Even if a company’s anti-corruption systems are strong, its business partners’ conduct can make it vulnerable to corruption. Suppliers, sub-contractors, and agents can be a chink in the armour of an otherwise strong anti-corruption policy. Addressing third party corruption risk is a key component of risk management, the pillar that companies scored lowest in overall in the index; only nine companies scored well on having an anti-corruption risk assessment procedure for assessing proposed business decisions.
54% of companies state that they make suppliers aware of their stance on bribery and corruption. However, only 29% of companies provide public evidence of contractual terms for agents, and monitoring mechanisms for ensuring that agents abide by these terms.
Many companies are aware of the need to conduct due diligence on agents: 52 companies provide public evidence of such procedures. However, only 13 companies provide additional evidence that due diligence is refreshed at regular intervals.
What are offsets?
An offset is an agreement by a selling company to invest in the country purchasing from it. Offsets can take many forms. For example, they can include an agreement that the company will co-produce with a local company, subcontracting with a local supplier, or other investments in the purchasing company’s economy. Offsets can be direct, in which an investment is related to the items purchased in the contract, or indirect, which means that they’re not related to the contract itself. Offsets are a major issue in the defence sector, but are largely unknown in other sectors. But offset contracts are increasingl common. Outstanding offsets now represent about US $500bn worldwide.
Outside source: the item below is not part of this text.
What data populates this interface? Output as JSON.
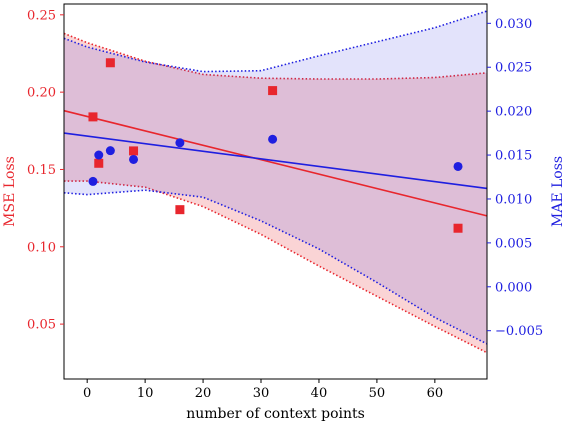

One of the reasons that offset programmes are at a high risk of corruption is that they are often very high-value–they can even exceed 100% of the main contract.
Offsets are opaque and complex mechanisms, which receive much less attention than the main defence deal and are particularly susceptible to corruption . There are currently major corruption allegations involving offsets, for example in submarine deals in Portugal, Malaysia and Greece.
Not all defence companies are involved in offset contracting. Based on public information, 82 of the 163 companies in this analysis are in involved in offset contracting. Only thirteen of these companies provide public evidence that offset contracting corruption risk is either addressed in policies and procedures, or that offset brokers and offset partners undergo due diligence. Only three companies out of the thirteen publish evidence of detailed procedures to mitigate offset contracting corruption risk.
This shows that this is an area where the industry can improve substantially. Companies should provide public evidence that corruption risks are explicitly addressed through policies, procedures and contractual terms that increase transparency and accountability in their offset programmes. Companies can providing tailored training for employees involved in offset contracts and conducting due diligence on all brokers and providers during appointment and re-appointment.
There also needs to be greater transparency on the government side in relation to offsets packages proposed by the contractors, offsets contracts, and the performance of these contracts.
Internal information provided by companies shows that there is better practice in place in some companies, but that information is not yet in the public domain. Looking at internal information, the number of companies that have mechanisms in place to address corruption risks in offsets doubles (from 12 to 24). The number of companies that conduct due diligence on offsets partners more than doubles, from 12 to 27 companies. However, the majority of companies still do not have good procedures in place. 47 of the 63 companies providing internal information engage in offset contracting. Of that 47, less than a quarter score well on addressing corruption risks and just over one-third score well on due diligence for offsets partners.